Вот и мне кажется, что воздух моих «Записок» иссякает. И это несмотря на то, что я и тысячной доли пережитого не отразил. Стало быть — в следующий раз, с новым вздохом и с божьей помощью — не продлим, не продолжим, но — выкрикнем нечто еще более самостоятельное.

Завершая книгу, хотелось бы поговорить о главном, сверхсокровенном, однако земном. О том, что владело нами неотвязно всю жизнь, то есть — о творчестве, о литературе, поэзии — о писательстве. Поговорить, обобщая, а не рассуждая. Как на духу, как на исповеди, а не как где-нибудь в купе вагона дальнего следования или в кабинете сотрудника госбезопасности.

Религия большинства поэтов — одиночество. Культ красоты и сосущей сердце безысходности. Одиночество не может быть безобразным. И — преодолимым. Оно окрыляет, однако — не делает вас ангелом.

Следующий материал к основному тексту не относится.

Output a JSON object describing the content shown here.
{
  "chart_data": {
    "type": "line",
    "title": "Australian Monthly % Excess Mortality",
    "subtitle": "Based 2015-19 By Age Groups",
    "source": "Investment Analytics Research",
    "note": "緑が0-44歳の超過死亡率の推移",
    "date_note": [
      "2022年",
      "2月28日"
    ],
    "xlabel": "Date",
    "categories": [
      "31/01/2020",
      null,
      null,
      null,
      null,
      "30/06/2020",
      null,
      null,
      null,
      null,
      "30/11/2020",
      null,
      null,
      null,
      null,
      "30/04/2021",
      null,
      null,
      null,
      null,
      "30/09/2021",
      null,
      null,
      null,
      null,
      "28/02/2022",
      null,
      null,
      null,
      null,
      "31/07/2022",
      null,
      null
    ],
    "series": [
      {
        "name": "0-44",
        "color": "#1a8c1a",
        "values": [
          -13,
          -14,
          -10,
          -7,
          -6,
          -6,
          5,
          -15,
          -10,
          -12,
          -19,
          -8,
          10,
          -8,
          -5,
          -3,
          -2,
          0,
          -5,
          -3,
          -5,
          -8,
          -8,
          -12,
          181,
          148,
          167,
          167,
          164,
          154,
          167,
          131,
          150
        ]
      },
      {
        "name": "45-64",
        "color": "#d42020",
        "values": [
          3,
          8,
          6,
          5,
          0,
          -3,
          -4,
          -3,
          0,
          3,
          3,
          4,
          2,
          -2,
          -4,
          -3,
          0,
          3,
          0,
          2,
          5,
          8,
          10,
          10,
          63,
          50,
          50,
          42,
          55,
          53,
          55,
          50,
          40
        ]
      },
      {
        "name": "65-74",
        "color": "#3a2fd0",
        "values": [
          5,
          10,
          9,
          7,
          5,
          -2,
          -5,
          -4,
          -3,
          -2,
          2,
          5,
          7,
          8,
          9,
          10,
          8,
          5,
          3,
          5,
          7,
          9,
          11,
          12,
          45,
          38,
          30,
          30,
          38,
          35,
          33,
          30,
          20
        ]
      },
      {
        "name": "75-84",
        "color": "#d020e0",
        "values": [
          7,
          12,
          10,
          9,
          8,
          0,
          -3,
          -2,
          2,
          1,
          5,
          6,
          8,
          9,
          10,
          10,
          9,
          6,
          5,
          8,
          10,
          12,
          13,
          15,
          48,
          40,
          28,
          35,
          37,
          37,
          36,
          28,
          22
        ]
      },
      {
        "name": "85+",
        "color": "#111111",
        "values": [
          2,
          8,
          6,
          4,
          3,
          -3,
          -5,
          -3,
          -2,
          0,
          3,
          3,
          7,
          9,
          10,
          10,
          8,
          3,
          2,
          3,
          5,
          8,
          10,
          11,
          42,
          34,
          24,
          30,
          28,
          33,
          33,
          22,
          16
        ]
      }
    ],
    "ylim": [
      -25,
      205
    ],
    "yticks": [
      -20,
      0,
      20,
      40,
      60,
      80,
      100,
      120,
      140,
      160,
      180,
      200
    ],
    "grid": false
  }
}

Уходят праздные друзья, и начинается мой праздник. Я, как степенная семья, разогреваю чай на газе. Я, как примерный семьянин, ложусь на островок дивана… Как хорошо, что я один! Что чай желтеет из стакана. Что я опять увижу сны, и в этих снах — такая радость, что ни любовниц, ни жены, ни даже счастия — не надо…
1964

Вырваться из одиночества можно только — идя к Богу. Точнее — придя к Нему. А людьми, их помыслами зачастую владеет, руководит подсознательная, реже — осмысленная обида на судьбу за ее эфемерность, зряшность, итоговую личную смертность, никчемность, то есть в основе всех неприятностей человеческого происхождения лежит безверие. Одиночество — дитя безверия. Самое прелестное из его детей. Самое очаровательное. Однако не самое мудрое. И я никогда бы не решился уйти от него, отдалиться на неопределенное расстояние, если б… не возраст, понуждающий нас озираться в поисках абсолютного Смысла.